Sénèque dans le De ira mentionne les "ombres de passions", "le prélude des passions", et plus précisément "ce premier choc dont l'âme est ébranlée à la pensée d'une offense". En est affecté même le sage quand, face à une situation, il est contraint contre sa volonté de ressentir une émotion colérique, un premier mouvement d'emportement : Sandrine Alexandre dans Évaluation et contre-pouvoir, portée éthique et politique du jugement de valeur dans le stoïcisme romain (Vrin, 2014) se réfère à ce propos à des "quasi-passions", à des "réactions pré-passionnelles".
Or, je lis dans un passage des Mouettes (1942) de Sándor Márai une description fine de cet état d'impuissance affective dont même le philosophe le plus achevé, selon Sénèque, ne peut faire l'économie ; le personnage vient de voir entrer dans son bureau une jeune femme qui est l'exact portrait d'une autre femme aimée par lui il y a longtemps et qui s'est suicidée :
" Il a l'impression que le sang "envahit son coeur" mais en même temps il sait que ce n'est qu'une hyperbole littéraire, rencontrée dans des livres superficiels.
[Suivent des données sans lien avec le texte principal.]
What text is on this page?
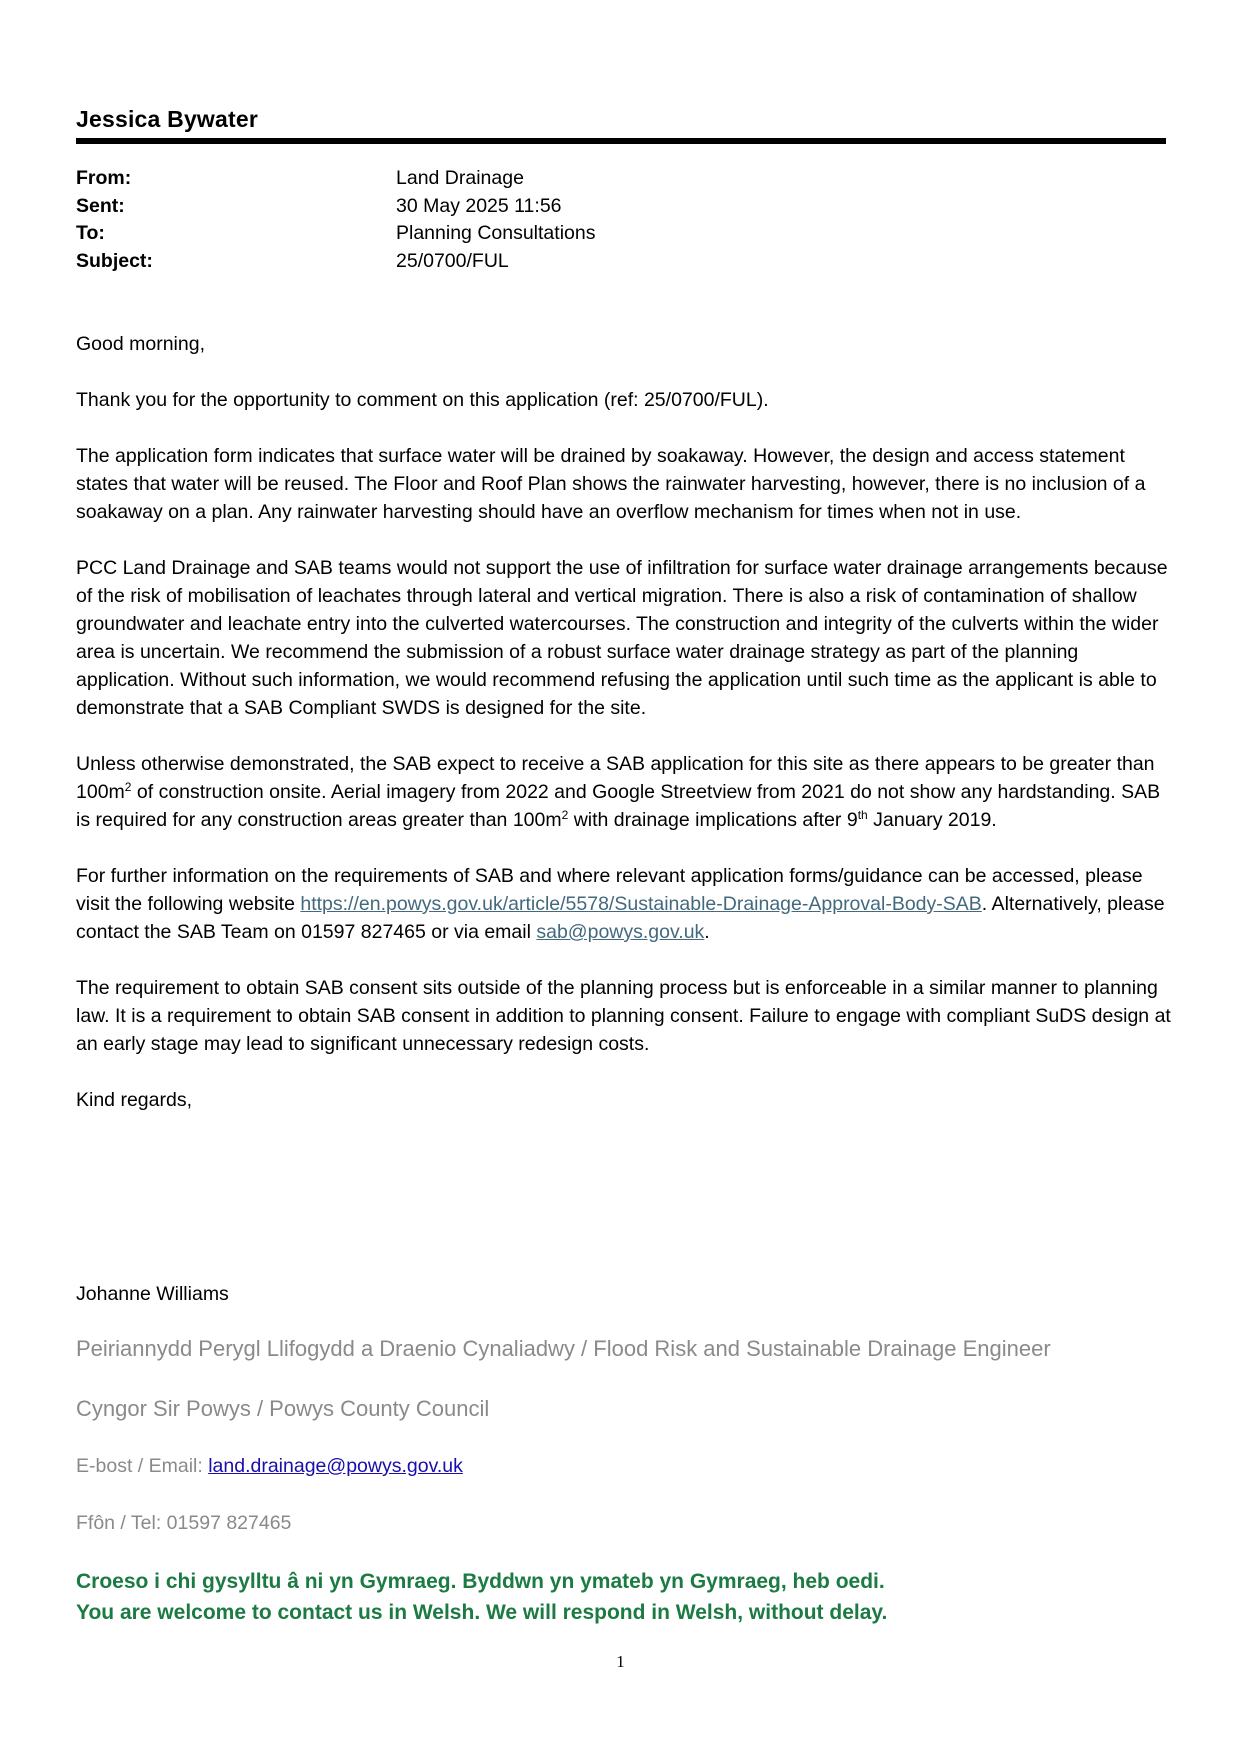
Jessica Bywater
From:	Land Drainage
Sent:	30 May 2025 11:56
To:	Planning Consultations
Subject:	25/0700/FUL

Good morning,

Thank you for the opportunity to comment on this application (ref: 25/0700/FUL).

The application form indicates that surface water will be drained by soakaway. However, the design and access statement states that water will be reused. The Floor and Roof Plan shows the rainwater harvesting, however, there is no inclusion of a soakaway on a plan. Any rainwater harvesting should have an overflow mechanism for times when not in use.

PCC Land Drainage and SAB teams would not support the use of infiltration for surface water drainage arrangements because of the risk of mobilisation of leachates through lateral and vertical migration. There is also a risk of contamination of shallow groundwater and leachate entry into the culverted watercourses. The construction and integrity of the culverts within the wider area is uncertain. We recommend the submission of a robust surface water drainage strategy as part of the planning application. Without such information, we would recommend refusing the application until such time as the applicant is able to demonstrate that a SAB Compliant SWDS is designed for the site.

Unless otherwise demonstrated, the SAB expect to receive a SAB application for this site as there appears to be greater than $100m^2$ of construction onsite. Aerial imagery from 2022 and Google Streetview from 2021 do not show any hardstanding. SAB is required for any construction areas greater than $100m^2$ with drainage implications after 9th January 2019.

For further information on the requirements of SAB and where relevant application forms/guidance can be accessed, please visit the following website https://en.powys.gov.uk/article/5578/Sustainable-Drainage-Approval-Body-SAB. Alternatively, please contact the SAB Team on 01597 827465 or via email sab@powys.gov.uk.

The requirement to obtain SAB consent sits outside of the planning process but is enforceable in a similar manner to planning law. It is a requirement to obtain SAB consent in addition to planning consent. Failure to engage with compliant SuDS design at an early stage may lead to significant unnecessary redesign costs.

Kind regards,

Johanne Williams
Peiriannydd Perygl Llifogydd a Draenio Cynaliadwy / Flood Risk and Sustainable Drainage Engineer
Cyngor Sir Powys / Powys County Council
E-bost / Email: land.drainage@powys.gov.uk
Ffôn / Tel: 01597 827465
Croeso i chi gysylltu â ni yn Gymraeg. Byddwn yn ymateb yn Gymraeg, heb oedi.
You are welcome to contact us in Welsh. We will respond in Welsh, without delay.
1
Dans la réalité, ce "torrent de sang" est une impossibilité physiologique. Le sang retourne toujours naturellement vers le coeur mais cet étourdissement n'a rien à voir avec le rythme de la circulation sanguine. On rencontre souvent ce genre de lieu commun sentimental. Je suis pâle, se dit-il encore, et il se redresse, se tenant dans une pénombre protectrice car il ne veut pas que la femme remarque sa pâleur. " (Livre de poche, 2013, p.22)
C'est à travers les métaphores de la passion que le personnage a conscience de l'impact affectif. Or, c'est à ces expressions que s'applique ici le procédé de redescription dégradante : ces mots, loin de décrire au mieux ce qu'il ressent, sont ravalés au rang de stéréotypes de mauvaise littérature. Et par là-même la représentation que le personnage se fait de son propre état redevient exacte et banale. C'est affaire de machine corporelle, et en plus déformée par les clichés ! Mais l'affaire n'est pas si simple, car à ce premier état succède, tout autant contre son gré, une quasi-passion de joie et c'est encore une fois en désamorçant la bombe verbale à travers laquelle il en prend conscience que ce très haut fonctionnaire va parvenir à ne rien manifester :
" À présent, il pense : non, c'en est trop. Et cela le met soudain en joie.
Cette joie foudroyante, nerveuse, exagérée, traverse son corps, comme si une main d'une habileté démoniaque lui avait injecté quelque substance responsable de cette bonne humeur délirante et effrayante qui se répand en fourmillant dans ses membres. Il faut que je fasse très attention, se dit-il, sinon ça va dégénérer. Encore un instant et si ce maudit fourmillement et cette satanée démangeaison quelque part dans mon corps ou mon âme ou dans mes nerfs ne s'arrêtent pas, si je ne fais pas attention, si l'envie ne passe pas, je vais me mettre à rire... Rire ? Non, m'esclaffer, exploser, hurler ! À en frapper la table d'hilarité. À me jeter sur le divan, les poings serrés contre mon ventre, à me tenir les côtes tellement je hennirai ! Ça fera un scandale si je ne maîtrise pas cette compulsion que jamais encore je n'ai expérimentée de ma vie ; un esclandre tel que les employés surgiront de la pièce voisine, appelleront le ministère et les pompiers et m'enverront à l'asile et à la retraite. Dans une seconde, je vais me mettre à rire à pleine gorge, se dit-il ; ces mots-là il ne les aime pas, pense-t-il aussi. Mais ils se présentent à son insu, claironnant leur vulgaire signification avec gaieté et à pleins poumons comme s'ils rentraient enfin à la maison ; les mots se répandent dans son âme, prennent place et font des galipettes dans son cerveau et dans sa bouche ; encore une seconde et il les crachera sous forme de rire, il les crachera devant la jeune femme, sur le tapis, au milieu de la pièce, devant Dieu et le monde."
Ici Sandor Marai est un "un homme intellectuellement fort", expression de Robert Musil se désignant lui-même en tant qu'il se sert de la description de la réalité pour "surprendre des connaissances affectives et des ébranlements intellectuels que l'on ne peut saisir ni de façon générale ni conceptuellement, mais uniquement dans le papillottement des cas particuliers." (À propos des livres de Robert Musil, 1913 in Essais, p.48).